Business Risks: The business risks broadly cover geographical diversity and regional demand-supply scenario, locational economics, market structure, extent of competition, product diversity, scale of operations, market share, capacity utilisation, cost efficiencies, level of technology, sourcing of major input, power & fuel sensitiveness, export potential, logistics, brand development, fiscal incidence, Government policies & intervention, pending litigations, industrial relation, environmental issues, ongoing and/or proposed projects, if any, etc. The business risks, in general, attempts to capture all the major risks associated with the industry and how the entity being rated is positioned in the market.

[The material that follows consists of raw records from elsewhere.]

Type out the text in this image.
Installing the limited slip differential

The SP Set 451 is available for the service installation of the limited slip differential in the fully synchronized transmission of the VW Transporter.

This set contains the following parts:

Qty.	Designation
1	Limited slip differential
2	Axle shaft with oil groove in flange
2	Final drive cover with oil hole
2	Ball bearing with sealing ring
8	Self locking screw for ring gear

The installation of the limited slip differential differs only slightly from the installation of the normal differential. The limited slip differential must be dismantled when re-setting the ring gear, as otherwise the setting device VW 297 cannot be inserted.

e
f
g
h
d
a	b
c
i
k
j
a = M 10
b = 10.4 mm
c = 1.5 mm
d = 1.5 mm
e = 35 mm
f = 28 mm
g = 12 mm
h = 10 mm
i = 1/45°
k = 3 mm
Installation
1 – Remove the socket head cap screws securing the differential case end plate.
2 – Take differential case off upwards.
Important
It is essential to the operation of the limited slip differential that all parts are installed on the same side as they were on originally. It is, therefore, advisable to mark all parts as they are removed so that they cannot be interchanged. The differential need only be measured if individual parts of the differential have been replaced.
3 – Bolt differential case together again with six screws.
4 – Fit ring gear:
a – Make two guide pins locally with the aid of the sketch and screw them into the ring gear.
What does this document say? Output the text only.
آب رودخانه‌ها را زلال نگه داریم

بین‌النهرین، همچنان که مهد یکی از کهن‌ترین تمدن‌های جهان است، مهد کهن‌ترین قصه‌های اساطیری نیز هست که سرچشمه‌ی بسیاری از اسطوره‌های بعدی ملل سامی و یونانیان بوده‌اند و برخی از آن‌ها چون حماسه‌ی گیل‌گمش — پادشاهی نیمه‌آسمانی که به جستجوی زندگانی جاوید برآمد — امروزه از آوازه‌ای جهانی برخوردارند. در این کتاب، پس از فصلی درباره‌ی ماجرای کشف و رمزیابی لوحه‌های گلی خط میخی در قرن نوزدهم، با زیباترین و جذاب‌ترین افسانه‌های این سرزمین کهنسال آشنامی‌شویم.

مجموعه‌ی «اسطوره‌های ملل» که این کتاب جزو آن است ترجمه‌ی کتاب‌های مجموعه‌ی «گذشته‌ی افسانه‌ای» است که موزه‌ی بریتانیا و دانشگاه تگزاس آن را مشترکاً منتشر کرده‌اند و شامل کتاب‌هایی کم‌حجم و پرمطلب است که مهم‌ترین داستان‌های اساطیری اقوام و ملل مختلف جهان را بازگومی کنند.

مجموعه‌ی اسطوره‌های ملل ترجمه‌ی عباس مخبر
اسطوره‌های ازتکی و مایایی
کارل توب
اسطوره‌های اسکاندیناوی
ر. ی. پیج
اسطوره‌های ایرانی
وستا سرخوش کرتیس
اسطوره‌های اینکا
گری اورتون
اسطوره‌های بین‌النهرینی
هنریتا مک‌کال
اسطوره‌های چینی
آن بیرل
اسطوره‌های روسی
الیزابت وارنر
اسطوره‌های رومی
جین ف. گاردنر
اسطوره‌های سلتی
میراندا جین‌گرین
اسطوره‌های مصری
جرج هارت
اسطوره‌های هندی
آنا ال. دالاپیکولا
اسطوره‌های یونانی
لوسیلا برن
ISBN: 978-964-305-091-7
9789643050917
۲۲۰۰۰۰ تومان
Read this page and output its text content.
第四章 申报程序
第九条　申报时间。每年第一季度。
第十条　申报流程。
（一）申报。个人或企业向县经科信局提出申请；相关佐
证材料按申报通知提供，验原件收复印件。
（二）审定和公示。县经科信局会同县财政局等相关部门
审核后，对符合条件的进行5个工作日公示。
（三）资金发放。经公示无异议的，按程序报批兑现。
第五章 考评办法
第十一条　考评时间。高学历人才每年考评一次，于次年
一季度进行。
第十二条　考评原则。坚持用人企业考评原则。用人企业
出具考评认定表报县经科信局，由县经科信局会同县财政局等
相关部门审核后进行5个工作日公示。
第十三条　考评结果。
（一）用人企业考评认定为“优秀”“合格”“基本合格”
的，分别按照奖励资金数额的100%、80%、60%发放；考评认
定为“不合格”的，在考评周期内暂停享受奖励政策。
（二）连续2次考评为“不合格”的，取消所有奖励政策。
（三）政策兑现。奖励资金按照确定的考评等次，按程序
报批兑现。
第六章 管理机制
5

Financial Risks: The financial risks broadly cover revenue growth, profitability, working capital management, leverage & capital structure, matching of cash flow vis-a-vis maturity of debt/loan obligation, risks relating to interest rates & refinancing, debt servicing track record, foreign currency related risks, if any, contingent liabilities & off-balance sheet exposures, consolidated financial analysis, if applicable, financial prudence & accounting policies, quality of auditors & their observations, etc. Deviations from the Generally Accepted Accounting Practices are noted and the financial statements of the entity are adjusted to reflect the impact of such deviations. The financial risks attempt to capture the various risks associated with the financial position of the entity and also the capability of the entity to meet its debt/loan obligations as per the debt servicing schedule. It is also seen as to how the entity being rated is placed vis-a-vis its peers in terms of financial parameters.

Management Risks: The management risks cover the quality & experience of promoters & management, past track record, status of group companies, prevailing corporate governance practices, continuity in the management, employee attrition rate, regulatory sanctions/prosecutions, succession policy, etc. The management risks attempt to capture the capability, transparency and integrity of the promoters and the top managerial personnel.